Review–Travails of a Trailing Spouse by Stephanie Suga Chen

***I received a free ARC of this book in exchange for an honest review***

Travails of a Trailing Spouse by Stephanie Suga Chen, a US expatriate based in Singapore, is a work of fiction that opens with Sarah, a successful but unhappy lawyer in the US who one day gets to gleefully throw her resignation letter onto her senior partner’s desk when her husband Jason, a neuroscientist, gets a job in Singapore. Sarah and Jason say their farewells and, with their two children, fly off to a new country, a new condo, and a completely new life. The country? Easy to adapt to, with familiar food and brands (at jaw-dropping prices – $15 for a bag of shredded mozzarella!) And life in the condo is like freshman year all over again, a dorm where neighbours pop by at any time to say hello, borrow a bike pump, or drink themselves silly any old night of the week. There’s Carys, the teacher, and good-looking Ian; Ashley, who keeps her apartment freezingly air-conditioned round the clock, and Chad, her amiable New Zealander husband; Sara, who, like Sarah, is Asian-American, and John. The couples form a close-knit group and their evenings are soon filled with poolside barbecues, Trivia Nights, dinners, drinks and more drinks. But is it time to put the brakes on the hedonism when Jason and Chad are arrested after a pub brawl? Why, with an unbelievably fantastic lifestyle, is Sarah starting to feel listless? Why does John keep taking solo trips and when will Sara’s brave front finally crack? Who’s that woman with Ian in the lift? And what secret is Carys keeping from her friends? Not a simplistic, straightforward novel of one-dimensional characters, Travails of a Trailing Spouse will strike a chord with anyone, expat or not, who has ever found life more complicated, puzzling, thrilling, frustrating – and, ultimately, deliciously rich – than could ever have been imagined.
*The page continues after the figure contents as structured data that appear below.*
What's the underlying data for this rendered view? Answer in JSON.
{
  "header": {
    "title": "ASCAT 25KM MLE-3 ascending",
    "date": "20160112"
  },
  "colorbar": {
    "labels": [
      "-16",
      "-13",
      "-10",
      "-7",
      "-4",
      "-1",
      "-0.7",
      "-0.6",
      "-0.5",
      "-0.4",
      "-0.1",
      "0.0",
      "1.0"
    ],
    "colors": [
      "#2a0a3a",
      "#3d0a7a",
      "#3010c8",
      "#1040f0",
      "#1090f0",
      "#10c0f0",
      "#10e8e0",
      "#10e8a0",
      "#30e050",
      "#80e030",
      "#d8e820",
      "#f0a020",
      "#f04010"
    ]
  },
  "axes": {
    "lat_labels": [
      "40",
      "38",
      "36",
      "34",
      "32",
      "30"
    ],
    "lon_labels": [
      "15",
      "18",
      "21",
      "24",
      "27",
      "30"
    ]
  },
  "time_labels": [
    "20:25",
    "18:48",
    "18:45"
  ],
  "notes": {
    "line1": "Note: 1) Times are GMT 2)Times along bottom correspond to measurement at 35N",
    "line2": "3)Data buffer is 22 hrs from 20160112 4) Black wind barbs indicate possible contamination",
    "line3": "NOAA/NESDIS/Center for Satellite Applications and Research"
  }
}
Reading Travails of a Traveling Spouse was like sitting down for a good gossip with a girlfriend in Singapore. Many of the characters are familiar–whether because they resemble actual expats I’ve met, or fit the widely accepted stereotypes. It’s a breezy, enjoyable read. It is the antithesis of Crazy Rich Asians, which was a soapy take on the uber-rich of Singapore.

Chen captures, honestly and beautifully, the journey of becoming an expat when you transition from working woman to stay at home mom in a new country. The thrill of excitement and discovery, and then the alienation that comes with attempts to fit into a new role and a new country. Through Sarah and her friends (all of whom are having their own, different, experiences) you get a peek into a certain type of experience of expat life in Singapore. I say certain, because most expats never have a run-in with the law!

The characters are three dimensional, and unique in their voices. Sarah struggles with her role as a stay at home mom, her anxiety at dealing with a strange country’s legal process after her husband is arrested for fighting (even though he wasn’t the one who was fighting, but he was drunk at the time), her anger and the strain on her marriage that Jason’s arrest causes, and ultimately the ebb and flow of expat life as things and people change.

Chen drops in details, like that FDW’s (Helpers) are often acting as a second mother/aunty to your child while their own children grow up far away without their mothers, and that visits are rare. However, she does so deftly, without changing the tone of the book from fiction to non-fiction. I appreciated this little nuggets, as they serve to show that the ease of expat life often comes at the expense of others, or that Singapore is often bewildering to expatriates and why.

This is also the story of expats who aren’t white, and I’m so glad to see that representation.

However, there’s one element that is missing from the book, and it’s a bit of a damned if you do/damned if you don’t situation—Singaporeans. There are Singaporean police. There are background Singaporeans. But there are no Singaporean friends, and it’s noticeable. However, had she written in a character, it would be difficult to capture the Singaporean voice and the character would be a token character. But I think that this, too, isn’t an uncommon expat experience. I’ve talked before about the expat bubble, and Sarah and her friends live in it.

I think any expat would enjoy the book, but I think non-expats would also enjoy this book. However, you’ll have to get a physical copy–there are no e-book formats available, even the ones that are commonly used in Singapore, like Kobo.

Travails of a Trailing Spouse (Straits Times Press, 2018) debuted on the Straits Times Fiction Bestseller list at #2. It is available in the US from Amazon, and in Singapore from Kinokuniya, POPULAR, and Times. International orders can be made direct from the publisher, ST Press Books.